At the young man’s words, I saw the vitality of John Knox’s convictions rising up in him, his forehead seeming to become more broad and set, his eyebrows overshadowing his features like dark clouds before a tempest; his eyes flashed like lightning, and his in-drawing of breath seemed as if it would burst forth like thunderclaps in his reply.

“Every papist, man, would agree with you,” he said. “The only way huge tracts of Holy Scripture say such nonsense, however, is if you make a mingle mangle out of law and gospel, that is, if you get the cart of good works before the horse of electing grace. You must not separate the things that God has joined together. The cause of good works, my friend, is not our free will, but when the Spirit of the Lord Jesus, whom God's elect children receive by true faith, takes possession of the heart of any man, the Spirit regenerates and renews the man, so that he begins to hate what before he loved, and to love what before he hated.

“If you make the believer’s good works, his sanctification, a condition of his justification, you mistake the evangel and make man’s faithfulness a means of meriting or of maintaining the salvation of God. If we determine our destiny by anything in us, faith, faithfulness, obedience, free will, good works, anything by which we partner with God, then you must say, as the papists say, that God has come down to save the just. But Jesus the Son of God came not in the flesh to call the just, but to call sinners, surely not to abide in their old iniquity, but to true repentance, true dying to sin. The Christian’s hope of mercy and forgiveness before God is not in his faith and obedience, but in the redemption that is in Christ’s blood alone, by which alone a man’s imperfection has no power to damn him, for Christ's perfection is reputed to be his by the regenerating and renewing of the Spirit which alone engenders faith in us, faith which he has in Christ’s blood. God has received already at the hands of his only Son all that is due for our sins, and so cannot his justice require or crave any more of us. There is no other satisfaction or recompense required for our sins.”

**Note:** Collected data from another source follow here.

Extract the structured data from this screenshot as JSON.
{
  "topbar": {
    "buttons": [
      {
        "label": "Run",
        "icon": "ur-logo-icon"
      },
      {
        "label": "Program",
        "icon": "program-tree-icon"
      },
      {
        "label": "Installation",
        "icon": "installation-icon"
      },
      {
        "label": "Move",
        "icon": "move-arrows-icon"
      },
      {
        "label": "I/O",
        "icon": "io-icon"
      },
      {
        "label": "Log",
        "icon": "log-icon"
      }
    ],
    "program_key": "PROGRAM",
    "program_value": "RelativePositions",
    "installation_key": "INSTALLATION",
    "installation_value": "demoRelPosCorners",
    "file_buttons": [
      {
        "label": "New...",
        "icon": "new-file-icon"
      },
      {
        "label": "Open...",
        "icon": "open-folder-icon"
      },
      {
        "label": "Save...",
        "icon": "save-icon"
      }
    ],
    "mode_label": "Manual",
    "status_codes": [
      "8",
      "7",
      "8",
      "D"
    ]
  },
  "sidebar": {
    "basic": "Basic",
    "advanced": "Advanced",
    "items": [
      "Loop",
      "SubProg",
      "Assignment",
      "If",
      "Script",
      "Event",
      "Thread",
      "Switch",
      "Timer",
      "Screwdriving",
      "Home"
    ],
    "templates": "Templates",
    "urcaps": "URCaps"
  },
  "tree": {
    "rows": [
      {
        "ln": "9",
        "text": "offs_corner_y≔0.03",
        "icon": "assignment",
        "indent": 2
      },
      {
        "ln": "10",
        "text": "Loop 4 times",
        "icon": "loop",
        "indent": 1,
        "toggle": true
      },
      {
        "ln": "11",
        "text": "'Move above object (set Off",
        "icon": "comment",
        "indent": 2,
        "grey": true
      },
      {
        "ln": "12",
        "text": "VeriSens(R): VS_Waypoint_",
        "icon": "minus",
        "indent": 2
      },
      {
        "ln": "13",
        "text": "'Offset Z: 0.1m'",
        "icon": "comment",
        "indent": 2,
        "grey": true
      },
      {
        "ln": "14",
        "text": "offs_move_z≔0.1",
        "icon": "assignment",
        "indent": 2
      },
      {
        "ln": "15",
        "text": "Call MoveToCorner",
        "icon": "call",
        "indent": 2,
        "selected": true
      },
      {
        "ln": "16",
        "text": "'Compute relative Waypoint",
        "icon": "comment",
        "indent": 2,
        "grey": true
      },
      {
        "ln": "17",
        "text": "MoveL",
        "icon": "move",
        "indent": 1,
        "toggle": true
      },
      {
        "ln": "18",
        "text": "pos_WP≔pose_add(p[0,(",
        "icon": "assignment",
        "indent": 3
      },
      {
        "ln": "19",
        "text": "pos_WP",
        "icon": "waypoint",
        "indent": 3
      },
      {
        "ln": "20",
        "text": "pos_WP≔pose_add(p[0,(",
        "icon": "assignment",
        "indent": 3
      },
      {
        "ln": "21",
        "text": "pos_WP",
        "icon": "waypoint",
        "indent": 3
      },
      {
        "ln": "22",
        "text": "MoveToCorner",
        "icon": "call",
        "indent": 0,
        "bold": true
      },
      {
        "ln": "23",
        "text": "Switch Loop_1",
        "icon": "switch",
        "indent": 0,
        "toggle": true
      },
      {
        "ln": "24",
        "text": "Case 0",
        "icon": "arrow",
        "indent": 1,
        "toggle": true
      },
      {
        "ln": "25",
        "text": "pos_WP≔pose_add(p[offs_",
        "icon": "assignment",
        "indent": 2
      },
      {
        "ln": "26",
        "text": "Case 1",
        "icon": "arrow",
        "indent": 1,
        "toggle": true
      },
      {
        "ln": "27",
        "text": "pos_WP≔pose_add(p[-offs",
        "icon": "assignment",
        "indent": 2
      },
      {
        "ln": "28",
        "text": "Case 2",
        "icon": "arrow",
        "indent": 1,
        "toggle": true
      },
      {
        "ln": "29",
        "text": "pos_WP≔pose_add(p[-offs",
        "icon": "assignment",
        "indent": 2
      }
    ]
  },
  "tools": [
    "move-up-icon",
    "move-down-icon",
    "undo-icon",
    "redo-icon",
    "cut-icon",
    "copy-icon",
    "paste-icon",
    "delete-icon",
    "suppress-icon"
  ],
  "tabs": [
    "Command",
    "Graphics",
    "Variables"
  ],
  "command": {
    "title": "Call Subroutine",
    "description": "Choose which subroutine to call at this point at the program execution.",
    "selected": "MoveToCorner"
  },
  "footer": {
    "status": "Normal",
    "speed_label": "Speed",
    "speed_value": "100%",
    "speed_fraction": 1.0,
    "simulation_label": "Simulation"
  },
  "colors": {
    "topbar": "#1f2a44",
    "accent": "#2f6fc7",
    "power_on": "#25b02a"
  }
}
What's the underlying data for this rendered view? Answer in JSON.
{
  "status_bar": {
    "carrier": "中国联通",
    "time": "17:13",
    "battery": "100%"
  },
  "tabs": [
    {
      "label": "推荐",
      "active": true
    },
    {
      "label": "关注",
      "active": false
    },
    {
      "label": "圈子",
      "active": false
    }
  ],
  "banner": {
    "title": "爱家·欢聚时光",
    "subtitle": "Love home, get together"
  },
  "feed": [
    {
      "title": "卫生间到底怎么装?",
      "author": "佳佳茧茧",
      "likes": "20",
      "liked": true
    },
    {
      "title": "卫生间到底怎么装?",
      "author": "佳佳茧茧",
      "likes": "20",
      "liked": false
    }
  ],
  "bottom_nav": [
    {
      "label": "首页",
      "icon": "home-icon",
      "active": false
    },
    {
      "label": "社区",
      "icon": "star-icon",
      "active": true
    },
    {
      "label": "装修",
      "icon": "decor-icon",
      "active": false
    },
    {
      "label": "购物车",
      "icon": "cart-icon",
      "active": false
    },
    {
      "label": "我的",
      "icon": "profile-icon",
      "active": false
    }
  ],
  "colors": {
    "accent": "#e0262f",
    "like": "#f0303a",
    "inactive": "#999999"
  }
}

“You said the same today on the mount,” said Nathaniel as we left the kirk and walked home.

“Did I?”

“Aye, you said Jesus came to seek and to save the lost,” continued the boy, “the lost, like the wee lamb on the precipice. It was the same as father was speaking of.”

“Aye, so it was,” I said.

Several times over the next weeks, I saw the haddock lass, as I at first termed her. Then I came to call her in my mind, the generous lass. At last I learned her name.

“I’m Margaret Stewart, Lord Ochiltree’s daughter,” she told me.